I have read a lot about ospreys and one fact is quite startling. Sometimes, when the osprey dives for a fish, it miscalculates the size and, if the fish is too large, the fish will pull the osprey under and carry it along. The osprey, of course, drowns. Sometimes fishermen will later catch the fish with the osprey talons still embedded.
I find this to be quite amazing and it makes me marvel on the often perilous nature of living.

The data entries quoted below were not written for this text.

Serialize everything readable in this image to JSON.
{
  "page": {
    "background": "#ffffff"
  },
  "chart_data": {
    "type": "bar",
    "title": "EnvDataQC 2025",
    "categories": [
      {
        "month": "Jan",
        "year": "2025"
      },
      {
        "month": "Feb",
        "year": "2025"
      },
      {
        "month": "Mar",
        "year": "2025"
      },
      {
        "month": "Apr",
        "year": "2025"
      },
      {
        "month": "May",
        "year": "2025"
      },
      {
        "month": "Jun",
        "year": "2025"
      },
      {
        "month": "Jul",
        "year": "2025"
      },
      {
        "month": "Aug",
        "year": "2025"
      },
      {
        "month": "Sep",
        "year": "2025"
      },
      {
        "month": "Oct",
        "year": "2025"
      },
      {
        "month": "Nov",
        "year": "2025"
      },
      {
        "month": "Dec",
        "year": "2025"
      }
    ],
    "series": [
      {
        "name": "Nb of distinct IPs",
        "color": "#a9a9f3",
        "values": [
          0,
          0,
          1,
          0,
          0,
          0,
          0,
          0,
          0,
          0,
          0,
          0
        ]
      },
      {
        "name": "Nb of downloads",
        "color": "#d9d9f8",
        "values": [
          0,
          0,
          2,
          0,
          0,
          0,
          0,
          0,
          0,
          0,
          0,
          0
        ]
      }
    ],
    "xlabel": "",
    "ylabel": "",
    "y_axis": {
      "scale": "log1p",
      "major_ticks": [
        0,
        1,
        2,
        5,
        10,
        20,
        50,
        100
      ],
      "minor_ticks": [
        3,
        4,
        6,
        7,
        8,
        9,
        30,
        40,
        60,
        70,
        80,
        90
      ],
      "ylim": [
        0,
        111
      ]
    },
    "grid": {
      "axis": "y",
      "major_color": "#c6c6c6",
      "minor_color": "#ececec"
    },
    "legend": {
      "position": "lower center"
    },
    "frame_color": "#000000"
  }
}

In any case, here is a poem I wrote about the osprey, a somewhat dark poem since we had just moved to this townhouse community and nature seemed less than wild, trimmed as it was, to the very core of its existence. Being on the water is nice, but even our inlet is man-made. We like our nature a little wilder and we often drive to wilderness areas to get our fix of wild nature. But the ospreys hunting near our home have totally saved us year after year. In any case, the juxtaposition of wild nature (osprey) vs. humans editing wild nature in our complex, is what prompted this poem.
The Osprey
We tamed the world, I know.
It needed to be done, because…
well, there must have been a reason.
It frightened us, perhaps.
December comes in with mild air,
soft breezes over a captured inlet
of still water.
Somebody rolled the sun in gauze,
its fire muted; a clever bit
of engineering.
Sit quietly, listen:
machines hum behind the scenes
keeping it all in place.
Twilight descends across the inlet.
A lamppost’s gentle glow
unfurls over shadowed depths.
An osprey perched on the post
beats its wings powerfully,
then plunges toward the water’s surface--
there are no screams
while the world shatters in unstrung fragments.